The latter charge came in a congressional report, titled, "The Clinton Foundation and The India Success Story," which also highlighted the drugs "likely increased" the risks of morbidity and mortality, the Daily Caller reported this week.
But Conason said the program is being carefully monitored.
"This program has been audited and looked at by the development departments of world governments including the United Kingdom. It's been audited by [Microsoft founder] Bill Gates and his foundation, who has contributed a lot of money to it and by the UN," Conason told Hayworth.
"I think it's not a coincidence that those kinds of accusations and many others which are ill-founded have come up during an election year."
Conason said he does not agree with the arguments of some lawmakers "where there's smoke, there's fire" regarding the Clintons.

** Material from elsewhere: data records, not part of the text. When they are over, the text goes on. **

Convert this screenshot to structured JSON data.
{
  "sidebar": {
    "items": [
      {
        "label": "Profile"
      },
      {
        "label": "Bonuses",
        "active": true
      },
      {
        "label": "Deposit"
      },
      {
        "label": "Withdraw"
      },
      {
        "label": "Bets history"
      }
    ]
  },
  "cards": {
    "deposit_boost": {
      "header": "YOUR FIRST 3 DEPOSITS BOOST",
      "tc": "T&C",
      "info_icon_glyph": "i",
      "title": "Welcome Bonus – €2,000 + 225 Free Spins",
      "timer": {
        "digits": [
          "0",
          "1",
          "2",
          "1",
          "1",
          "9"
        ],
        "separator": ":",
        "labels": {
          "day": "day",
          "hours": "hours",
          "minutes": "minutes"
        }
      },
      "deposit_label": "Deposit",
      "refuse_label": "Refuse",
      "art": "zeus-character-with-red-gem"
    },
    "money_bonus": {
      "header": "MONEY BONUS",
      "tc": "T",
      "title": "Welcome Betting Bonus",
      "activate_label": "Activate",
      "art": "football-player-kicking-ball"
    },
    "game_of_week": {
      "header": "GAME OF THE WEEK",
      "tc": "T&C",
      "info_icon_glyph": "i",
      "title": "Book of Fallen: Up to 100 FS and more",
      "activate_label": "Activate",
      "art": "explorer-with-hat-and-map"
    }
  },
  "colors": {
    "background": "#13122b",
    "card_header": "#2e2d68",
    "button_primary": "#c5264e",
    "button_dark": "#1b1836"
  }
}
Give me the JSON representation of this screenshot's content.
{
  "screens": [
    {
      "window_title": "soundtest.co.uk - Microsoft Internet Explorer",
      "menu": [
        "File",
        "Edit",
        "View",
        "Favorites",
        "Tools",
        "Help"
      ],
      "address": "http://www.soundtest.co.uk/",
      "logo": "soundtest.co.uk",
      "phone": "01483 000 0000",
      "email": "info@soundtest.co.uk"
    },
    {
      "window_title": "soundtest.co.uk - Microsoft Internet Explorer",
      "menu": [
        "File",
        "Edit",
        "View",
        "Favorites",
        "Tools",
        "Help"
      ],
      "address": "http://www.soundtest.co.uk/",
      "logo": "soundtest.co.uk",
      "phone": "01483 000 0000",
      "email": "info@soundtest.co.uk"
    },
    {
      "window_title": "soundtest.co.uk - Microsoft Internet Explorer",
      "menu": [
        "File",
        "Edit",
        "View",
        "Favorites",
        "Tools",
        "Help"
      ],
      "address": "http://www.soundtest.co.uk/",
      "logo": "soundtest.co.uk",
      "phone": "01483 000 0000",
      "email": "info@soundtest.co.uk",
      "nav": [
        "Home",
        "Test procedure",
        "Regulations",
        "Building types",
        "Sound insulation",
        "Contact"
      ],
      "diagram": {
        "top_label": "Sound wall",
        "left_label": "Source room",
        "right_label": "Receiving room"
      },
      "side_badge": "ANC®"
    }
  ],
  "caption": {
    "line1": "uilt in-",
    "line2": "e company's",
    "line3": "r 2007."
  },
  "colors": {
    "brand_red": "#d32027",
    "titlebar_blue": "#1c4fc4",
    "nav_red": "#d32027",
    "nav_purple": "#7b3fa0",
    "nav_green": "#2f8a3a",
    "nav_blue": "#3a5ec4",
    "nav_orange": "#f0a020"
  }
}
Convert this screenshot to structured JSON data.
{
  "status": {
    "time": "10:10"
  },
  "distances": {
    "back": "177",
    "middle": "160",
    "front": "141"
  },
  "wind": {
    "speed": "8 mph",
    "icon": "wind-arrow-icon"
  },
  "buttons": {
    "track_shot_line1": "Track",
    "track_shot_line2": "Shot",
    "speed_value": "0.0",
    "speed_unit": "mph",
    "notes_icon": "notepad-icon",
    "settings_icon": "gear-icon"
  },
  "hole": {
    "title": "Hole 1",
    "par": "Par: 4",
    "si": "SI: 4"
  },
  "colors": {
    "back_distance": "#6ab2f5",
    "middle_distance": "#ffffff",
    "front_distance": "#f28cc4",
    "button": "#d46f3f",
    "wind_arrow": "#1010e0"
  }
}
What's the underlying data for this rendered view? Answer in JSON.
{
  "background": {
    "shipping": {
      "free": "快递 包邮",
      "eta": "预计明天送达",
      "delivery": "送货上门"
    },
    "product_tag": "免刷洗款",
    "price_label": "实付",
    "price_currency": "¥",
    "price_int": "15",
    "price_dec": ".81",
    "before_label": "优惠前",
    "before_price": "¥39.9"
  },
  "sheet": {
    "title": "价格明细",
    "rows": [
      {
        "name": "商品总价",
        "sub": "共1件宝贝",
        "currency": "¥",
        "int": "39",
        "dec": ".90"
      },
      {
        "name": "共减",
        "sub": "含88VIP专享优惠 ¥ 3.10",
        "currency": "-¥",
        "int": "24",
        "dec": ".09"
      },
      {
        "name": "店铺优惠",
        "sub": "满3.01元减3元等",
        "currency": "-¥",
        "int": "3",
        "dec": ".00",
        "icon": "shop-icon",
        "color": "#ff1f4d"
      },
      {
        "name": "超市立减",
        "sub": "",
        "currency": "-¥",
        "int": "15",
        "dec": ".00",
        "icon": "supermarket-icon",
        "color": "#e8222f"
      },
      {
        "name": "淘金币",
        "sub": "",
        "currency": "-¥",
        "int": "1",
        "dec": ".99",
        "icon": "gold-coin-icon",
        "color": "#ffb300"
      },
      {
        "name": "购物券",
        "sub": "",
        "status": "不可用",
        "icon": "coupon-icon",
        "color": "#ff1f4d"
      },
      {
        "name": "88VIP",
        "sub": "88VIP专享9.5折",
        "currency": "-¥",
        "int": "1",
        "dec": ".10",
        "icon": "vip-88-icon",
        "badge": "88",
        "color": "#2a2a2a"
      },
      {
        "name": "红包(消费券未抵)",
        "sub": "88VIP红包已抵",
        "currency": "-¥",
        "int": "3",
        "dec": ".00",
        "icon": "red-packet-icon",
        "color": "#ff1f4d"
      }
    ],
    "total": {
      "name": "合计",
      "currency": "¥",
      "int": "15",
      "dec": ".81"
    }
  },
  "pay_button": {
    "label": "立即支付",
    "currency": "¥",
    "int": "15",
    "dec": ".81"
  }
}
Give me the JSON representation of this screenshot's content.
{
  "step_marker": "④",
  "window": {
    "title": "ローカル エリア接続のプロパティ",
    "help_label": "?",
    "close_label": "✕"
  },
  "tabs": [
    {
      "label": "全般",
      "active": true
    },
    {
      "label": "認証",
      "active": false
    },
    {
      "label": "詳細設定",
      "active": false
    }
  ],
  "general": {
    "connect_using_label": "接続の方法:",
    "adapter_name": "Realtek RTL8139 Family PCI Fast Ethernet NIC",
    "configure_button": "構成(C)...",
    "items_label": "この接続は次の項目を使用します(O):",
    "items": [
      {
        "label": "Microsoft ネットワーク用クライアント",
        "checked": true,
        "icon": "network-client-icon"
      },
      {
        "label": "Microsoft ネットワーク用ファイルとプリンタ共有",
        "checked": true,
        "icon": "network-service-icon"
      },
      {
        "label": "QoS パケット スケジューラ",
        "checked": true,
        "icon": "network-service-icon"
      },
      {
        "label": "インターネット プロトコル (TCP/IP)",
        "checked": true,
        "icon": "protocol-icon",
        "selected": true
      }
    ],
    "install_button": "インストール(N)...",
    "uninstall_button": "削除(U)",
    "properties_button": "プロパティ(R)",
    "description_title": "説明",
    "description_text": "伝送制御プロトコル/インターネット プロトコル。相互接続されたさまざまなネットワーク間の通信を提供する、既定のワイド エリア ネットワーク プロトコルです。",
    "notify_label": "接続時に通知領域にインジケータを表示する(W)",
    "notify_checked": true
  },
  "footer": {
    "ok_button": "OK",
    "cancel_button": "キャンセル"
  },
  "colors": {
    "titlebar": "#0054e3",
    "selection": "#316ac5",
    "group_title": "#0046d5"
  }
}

"I spent years writing about the Whitewater investigation where there was so much smoke that the entire country was choking, and we spent $70 million investigating and it turned out to be zero," he said.
"The Clinton Foundation and the Clinton Global Initiative have been going on for 15 years now. The controversy has erupted over the past year, since she decided to run for president. I think if the election is over, you'll see the controversy subside, as it has done every time in the past.
"I think the Clintons have come under this scrutiny — you know why? — because they've released their taxes almost every year for the past 40 years. That's the only reason we know about all these [highly paid] speeches [they've made] since they've both been out of office. I think they deserve some credit for that."